Find the equation of the parabola whose axis is parallel to the $X$ axis and the parabola passes through $\left(3, 3\right)$, $\left(6, 5\right)$ and $\left(6, -3\right)$.
The axis of the required parabola is parallel to the $X$ axis.
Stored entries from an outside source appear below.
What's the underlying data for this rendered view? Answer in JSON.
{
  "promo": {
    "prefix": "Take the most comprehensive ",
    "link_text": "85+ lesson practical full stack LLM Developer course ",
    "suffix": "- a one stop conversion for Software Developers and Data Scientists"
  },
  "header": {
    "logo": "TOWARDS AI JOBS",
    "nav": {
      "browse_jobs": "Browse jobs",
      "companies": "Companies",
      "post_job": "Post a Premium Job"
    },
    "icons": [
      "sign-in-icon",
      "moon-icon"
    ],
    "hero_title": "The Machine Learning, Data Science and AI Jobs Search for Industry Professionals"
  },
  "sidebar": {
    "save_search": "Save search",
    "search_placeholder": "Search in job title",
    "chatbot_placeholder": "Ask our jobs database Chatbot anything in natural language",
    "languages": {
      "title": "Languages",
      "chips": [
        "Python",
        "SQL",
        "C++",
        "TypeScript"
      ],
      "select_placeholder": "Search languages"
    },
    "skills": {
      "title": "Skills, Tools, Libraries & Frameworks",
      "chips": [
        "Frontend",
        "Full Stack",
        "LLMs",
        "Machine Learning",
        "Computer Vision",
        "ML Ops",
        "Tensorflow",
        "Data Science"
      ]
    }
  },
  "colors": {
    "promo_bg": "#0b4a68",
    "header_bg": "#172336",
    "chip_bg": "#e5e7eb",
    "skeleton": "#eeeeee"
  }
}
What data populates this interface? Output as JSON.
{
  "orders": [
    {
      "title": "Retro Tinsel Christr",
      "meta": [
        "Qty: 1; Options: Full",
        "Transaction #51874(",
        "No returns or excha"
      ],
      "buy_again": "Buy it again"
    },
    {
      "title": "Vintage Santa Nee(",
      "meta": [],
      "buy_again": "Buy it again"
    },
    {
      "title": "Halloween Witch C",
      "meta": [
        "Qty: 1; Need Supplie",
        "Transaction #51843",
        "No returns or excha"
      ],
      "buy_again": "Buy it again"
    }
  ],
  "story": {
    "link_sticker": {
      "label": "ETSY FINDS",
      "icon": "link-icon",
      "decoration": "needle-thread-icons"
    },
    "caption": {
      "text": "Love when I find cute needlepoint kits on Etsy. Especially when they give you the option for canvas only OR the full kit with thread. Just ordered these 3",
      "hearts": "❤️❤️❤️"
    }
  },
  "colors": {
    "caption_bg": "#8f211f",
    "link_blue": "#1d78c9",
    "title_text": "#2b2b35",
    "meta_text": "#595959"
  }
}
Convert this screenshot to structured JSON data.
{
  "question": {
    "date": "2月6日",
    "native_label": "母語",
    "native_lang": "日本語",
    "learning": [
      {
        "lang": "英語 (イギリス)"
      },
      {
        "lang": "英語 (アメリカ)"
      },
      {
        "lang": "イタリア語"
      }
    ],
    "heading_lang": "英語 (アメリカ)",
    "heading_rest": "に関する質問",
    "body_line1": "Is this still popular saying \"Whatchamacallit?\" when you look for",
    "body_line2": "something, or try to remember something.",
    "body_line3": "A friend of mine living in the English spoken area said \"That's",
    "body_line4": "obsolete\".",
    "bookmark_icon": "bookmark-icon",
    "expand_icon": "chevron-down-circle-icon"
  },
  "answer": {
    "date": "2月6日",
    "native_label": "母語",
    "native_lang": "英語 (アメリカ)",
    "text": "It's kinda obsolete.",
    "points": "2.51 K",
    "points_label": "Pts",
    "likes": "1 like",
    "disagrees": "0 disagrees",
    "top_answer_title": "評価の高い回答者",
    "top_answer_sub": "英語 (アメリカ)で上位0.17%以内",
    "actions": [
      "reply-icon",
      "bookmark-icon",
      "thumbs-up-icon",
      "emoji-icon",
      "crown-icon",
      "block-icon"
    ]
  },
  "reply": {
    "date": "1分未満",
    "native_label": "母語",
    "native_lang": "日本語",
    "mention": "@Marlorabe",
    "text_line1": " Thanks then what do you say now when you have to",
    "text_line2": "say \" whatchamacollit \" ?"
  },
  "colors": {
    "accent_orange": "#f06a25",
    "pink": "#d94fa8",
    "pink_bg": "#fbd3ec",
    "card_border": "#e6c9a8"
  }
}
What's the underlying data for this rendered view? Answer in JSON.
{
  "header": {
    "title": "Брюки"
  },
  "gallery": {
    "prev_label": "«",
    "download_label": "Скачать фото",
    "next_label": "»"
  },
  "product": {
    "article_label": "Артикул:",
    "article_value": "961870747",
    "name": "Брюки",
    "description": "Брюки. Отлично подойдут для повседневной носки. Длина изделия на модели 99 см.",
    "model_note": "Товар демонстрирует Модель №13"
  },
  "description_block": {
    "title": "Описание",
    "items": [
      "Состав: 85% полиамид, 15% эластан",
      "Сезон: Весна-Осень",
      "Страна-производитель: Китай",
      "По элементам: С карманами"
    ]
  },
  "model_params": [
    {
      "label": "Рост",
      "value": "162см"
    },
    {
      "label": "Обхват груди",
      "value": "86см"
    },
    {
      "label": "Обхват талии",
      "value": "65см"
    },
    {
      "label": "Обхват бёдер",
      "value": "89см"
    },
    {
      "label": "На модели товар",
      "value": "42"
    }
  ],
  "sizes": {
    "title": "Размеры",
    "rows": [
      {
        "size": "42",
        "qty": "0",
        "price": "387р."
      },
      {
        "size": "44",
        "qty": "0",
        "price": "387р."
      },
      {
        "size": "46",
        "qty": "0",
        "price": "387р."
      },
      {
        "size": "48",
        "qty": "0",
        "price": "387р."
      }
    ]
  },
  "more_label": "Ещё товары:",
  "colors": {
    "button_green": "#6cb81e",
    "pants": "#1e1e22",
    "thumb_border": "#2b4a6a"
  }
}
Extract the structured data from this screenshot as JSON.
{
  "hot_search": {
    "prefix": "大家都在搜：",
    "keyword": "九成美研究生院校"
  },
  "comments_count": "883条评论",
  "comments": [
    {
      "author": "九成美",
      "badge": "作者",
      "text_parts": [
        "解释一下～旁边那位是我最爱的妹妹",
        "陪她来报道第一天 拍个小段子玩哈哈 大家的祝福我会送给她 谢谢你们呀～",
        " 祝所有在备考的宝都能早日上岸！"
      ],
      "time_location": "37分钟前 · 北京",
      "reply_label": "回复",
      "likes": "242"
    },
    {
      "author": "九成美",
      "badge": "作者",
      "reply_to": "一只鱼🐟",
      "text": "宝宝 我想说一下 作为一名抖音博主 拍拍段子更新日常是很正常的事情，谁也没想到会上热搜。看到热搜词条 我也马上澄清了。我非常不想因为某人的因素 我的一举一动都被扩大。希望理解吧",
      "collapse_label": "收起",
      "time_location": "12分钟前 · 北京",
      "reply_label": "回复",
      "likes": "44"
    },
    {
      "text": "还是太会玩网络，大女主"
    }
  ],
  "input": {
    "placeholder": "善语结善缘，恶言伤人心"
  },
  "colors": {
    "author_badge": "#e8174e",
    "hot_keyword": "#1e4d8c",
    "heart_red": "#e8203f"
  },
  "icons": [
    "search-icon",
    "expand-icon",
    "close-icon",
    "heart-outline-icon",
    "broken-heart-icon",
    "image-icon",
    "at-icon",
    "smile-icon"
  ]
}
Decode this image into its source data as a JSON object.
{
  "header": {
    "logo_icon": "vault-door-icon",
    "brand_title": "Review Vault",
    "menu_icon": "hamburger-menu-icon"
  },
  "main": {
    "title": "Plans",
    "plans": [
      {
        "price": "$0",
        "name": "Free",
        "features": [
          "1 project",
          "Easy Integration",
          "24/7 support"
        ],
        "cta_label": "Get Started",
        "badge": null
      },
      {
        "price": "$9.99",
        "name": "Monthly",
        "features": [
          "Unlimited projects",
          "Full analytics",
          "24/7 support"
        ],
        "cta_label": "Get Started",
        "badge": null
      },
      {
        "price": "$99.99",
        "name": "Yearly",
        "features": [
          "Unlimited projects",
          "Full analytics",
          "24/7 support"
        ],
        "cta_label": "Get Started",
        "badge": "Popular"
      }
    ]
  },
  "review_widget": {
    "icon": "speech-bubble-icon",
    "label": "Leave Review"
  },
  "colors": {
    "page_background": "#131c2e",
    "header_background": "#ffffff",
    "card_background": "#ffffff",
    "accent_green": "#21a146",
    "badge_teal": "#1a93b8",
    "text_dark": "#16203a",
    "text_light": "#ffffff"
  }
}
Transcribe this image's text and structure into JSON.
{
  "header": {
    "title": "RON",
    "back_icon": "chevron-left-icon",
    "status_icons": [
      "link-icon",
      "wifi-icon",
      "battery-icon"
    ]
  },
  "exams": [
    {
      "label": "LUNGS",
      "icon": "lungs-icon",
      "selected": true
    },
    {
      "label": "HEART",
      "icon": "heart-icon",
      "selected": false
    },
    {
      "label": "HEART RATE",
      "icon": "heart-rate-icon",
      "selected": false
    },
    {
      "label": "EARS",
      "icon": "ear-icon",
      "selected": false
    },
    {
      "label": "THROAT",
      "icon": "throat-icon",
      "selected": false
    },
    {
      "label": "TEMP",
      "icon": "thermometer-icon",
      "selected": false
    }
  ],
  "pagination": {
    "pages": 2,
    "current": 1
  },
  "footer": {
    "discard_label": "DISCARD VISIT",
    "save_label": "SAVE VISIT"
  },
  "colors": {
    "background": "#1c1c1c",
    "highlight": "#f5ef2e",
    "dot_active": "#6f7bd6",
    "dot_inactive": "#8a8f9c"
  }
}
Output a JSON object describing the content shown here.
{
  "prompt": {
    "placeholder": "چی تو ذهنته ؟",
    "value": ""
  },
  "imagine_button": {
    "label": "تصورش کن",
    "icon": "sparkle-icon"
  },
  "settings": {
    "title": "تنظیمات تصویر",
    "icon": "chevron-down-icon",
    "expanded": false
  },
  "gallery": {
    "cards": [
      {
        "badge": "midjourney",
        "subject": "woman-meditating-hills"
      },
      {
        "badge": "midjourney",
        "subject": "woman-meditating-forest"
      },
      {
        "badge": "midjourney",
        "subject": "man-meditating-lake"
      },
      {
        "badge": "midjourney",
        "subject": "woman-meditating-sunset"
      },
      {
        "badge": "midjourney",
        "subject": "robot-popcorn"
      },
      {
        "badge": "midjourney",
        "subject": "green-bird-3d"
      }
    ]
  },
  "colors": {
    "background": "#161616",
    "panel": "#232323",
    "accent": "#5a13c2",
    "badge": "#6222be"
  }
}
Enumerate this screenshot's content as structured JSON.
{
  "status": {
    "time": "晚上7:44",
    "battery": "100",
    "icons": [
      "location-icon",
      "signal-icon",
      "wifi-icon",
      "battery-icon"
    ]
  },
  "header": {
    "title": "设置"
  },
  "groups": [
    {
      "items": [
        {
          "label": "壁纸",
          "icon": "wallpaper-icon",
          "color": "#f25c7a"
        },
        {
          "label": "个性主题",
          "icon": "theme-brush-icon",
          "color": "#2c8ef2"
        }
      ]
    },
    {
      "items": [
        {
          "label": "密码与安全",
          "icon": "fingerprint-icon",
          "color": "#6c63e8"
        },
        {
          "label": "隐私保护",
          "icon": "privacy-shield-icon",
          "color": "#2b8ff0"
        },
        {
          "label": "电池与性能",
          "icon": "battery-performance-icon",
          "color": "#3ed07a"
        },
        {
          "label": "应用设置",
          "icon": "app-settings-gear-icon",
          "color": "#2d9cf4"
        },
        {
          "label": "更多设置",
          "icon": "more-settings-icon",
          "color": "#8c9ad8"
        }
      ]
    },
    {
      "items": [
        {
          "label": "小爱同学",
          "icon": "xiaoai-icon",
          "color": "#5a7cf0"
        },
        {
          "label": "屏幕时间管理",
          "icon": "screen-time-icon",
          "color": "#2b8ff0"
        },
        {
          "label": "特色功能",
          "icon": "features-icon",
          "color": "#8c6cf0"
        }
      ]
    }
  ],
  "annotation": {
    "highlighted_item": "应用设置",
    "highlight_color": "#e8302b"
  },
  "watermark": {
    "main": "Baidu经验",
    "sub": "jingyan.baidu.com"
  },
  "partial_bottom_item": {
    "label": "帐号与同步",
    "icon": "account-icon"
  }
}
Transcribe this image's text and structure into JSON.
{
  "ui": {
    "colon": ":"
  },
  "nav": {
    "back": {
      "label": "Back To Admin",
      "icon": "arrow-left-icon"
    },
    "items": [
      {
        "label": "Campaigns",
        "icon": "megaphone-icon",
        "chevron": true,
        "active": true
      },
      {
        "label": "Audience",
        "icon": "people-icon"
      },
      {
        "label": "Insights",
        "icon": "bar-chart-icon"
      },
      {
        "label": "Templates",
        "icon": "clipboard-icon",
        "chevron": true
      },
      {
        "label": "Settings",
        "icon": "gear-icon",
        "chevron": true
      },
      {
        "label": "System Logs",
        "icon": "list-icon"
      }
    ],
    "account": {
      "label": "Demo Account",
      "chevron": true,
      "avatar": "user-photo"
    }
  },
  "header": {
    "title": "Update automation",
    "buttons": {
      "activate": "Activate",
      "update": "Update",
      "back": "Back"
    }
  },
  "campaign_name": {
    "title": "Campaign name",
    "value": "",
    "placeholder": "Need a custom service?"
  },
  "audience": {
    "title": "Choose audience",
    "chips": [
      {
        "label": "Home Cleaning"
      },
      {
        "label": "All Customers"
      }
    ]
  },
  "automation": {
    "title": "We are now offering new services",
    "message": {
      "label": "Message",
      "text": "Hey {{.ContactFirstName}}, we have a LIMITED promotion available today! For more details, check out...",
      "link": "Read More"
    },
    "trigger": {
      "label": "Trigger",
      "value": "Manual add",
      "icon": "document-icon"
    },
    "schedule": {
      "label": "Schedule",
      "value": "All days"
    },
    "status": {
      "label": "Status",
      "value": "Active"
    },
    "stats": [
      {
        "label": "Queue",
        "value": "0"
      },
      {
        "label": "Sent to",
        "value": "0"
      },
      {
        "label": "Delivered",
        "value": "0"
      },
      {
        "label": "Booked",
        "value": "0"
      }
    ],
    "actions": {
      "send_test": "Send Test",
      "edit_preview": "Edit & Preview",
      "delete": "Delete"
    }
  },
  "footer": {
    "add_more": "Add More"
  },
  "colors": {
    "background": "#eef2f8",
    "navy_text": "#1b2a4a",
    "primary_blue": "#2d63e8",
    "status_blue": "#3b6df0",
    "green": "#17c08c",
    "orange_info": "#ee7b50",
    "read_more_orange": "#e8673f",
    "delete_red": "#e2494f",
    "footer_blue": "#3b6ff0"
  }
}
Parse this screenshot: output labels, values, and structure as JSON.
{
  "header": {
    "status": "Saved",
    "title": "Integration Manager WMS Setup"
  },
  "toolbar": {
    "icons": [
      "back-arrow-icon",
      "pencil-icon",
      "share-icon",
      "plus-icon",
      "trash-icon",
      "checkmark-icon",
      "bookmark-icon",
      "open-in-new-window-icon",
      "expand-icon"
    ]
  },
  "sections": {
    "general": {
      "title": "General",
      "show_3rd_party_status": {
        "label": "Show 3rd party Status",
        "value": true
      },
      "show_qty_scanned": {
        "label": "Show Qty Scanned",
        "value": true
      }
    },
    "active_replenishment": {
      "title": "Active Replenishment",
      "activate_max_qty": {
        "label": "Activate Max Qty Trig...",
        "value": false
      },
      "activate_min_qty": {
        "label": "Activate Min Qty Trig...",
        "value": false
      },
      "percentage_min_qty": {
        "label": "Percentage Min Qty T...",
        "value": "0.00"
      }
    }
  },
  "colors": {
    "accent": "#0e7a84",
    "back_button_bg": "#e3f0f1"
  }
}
$\therefore \;$ Let the equation of the parabola be
$x = Ay^2 + By + C$ $\;\;\; \cdots \; (1)$
Since equation $(1)$ passes through the points $\left(3, 3\right)$, $\left(6, 5\right)$ and $\left(6, -3\right)$, we have
$3 = 9A + 3B + C$ $\;\;\; \cdots \; (2a)$
$6 = 25 A + 5B + C$ $\;\;\; \cdots \; (2b)$
$6 = 9A - 3B + C$ $\;\;\; \cdots \; (2c)$
Solving equations $(2a)$ and $(2c)$ simultaneously gives
$- 3 = 6 B$ $\implies$ $B = \dfrac{-1}{2}$
Solving equations $(2a)$ and $(2b)$ simultaneously gives
$3 = 16A + 2B$ $\;\;\; \cdots \; (3a)$
Substituting the value of $B$ in equation $(3a)$ gives
$3 = 16A + 2 \times \left(\dfrac{-1}{2}\right)$
i.e. $\;$ $4 = 16 A$ $\implies$ $A = \dfrac{1}{4}$
Substituting the values of $A$ and $B$ in equation $(2a)$ gives
$3 = 9 \times \dfrac{1}{4} + 3 \times \left(\dfrac{-1}{2}\right) + C$
i.e. $\;$ $C = 3 - \dfrac{9}{4} + \dfrac{3}{2} = \dfrac{9}{4}$
Substituting the values of $A$, $B$ and $C$ in equation $(1)$ gives
$x = \dfrac{1}{4} y^2 - \dfrac{1}{2} y + \dfrac{9}{4}$
i.e. $\;$ $y^2 - 2y - 4x + 9 = 0$ $\;\;\; \cdots \; (4)$
Equation $(4)$ is the required equation of the parabola.